In one of my previous posts I described the scheme for detection of outliers in datasets which is important component of the Intel® Summary Statistics Library. We included optimized version of this algorithm in the Update for the first version of the package that was recently released. To have an idea about speed of the algorithm I measured its performance on two Intel CPU, Intel® Xeon® E5440, 2.83 GHz and Intel® Core™ i7, 2.93GHz based machines. For these experiments I generate the dataset from multivariate Gaussian distribution. Dimension of the Gaussian vector, p is varied from 50 till 1,000, and number of observations n – from 20,000 till 100,000. Generation of outliers is similar to that in my previous post. Two graphs below demonstrate performance of the outliers detection in Intel® Summary Statistics Library 1.0 Update. For p=50 performance of the algorithm is less than 0.5 second and is not showed on the graphs.

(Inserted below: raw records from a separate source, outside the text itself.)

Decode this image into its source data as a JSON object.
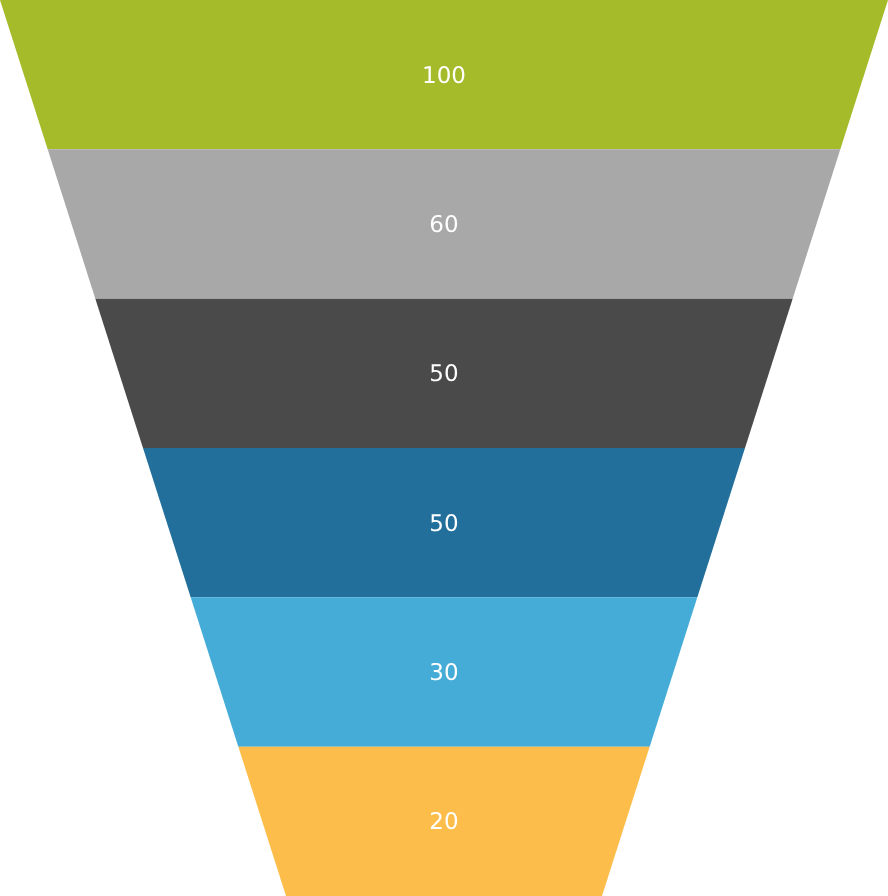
{
  "chart_data": {
    "type": "other",
    "categories": [
      null,
      null,
      null,
      null,
      null,
      null
    ],
    "values": [
      100,
      60,
      50,
      50,
      30,
      20
    ],
    "colors": [
      "#a5bb2a",
      "#a8a8a8",
      "#4a4a4a",
      "#236f9b",
      "#45acd8",
      "#fdbd4b"
    ],
    "data_labels": true
  }
}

If dimension of the task p is equal to 1,000 and number of observations is 100,000 then the whole procedure takes less then one minute on Intel® Core™ i7 CPU based machine and a little bit longer – on Intel® Xeon® E5440.
In other words, Intel® Core™ i7 CPU is up 2x times faster than Intel® Xeon® E5440 in this specific application. The graph below that compares two platforms cleans out the CPU speed. As Intel® Core™ i7 CPU has higher frequency then speed-up of the algorithm for detection of outliers on this platform is even higher.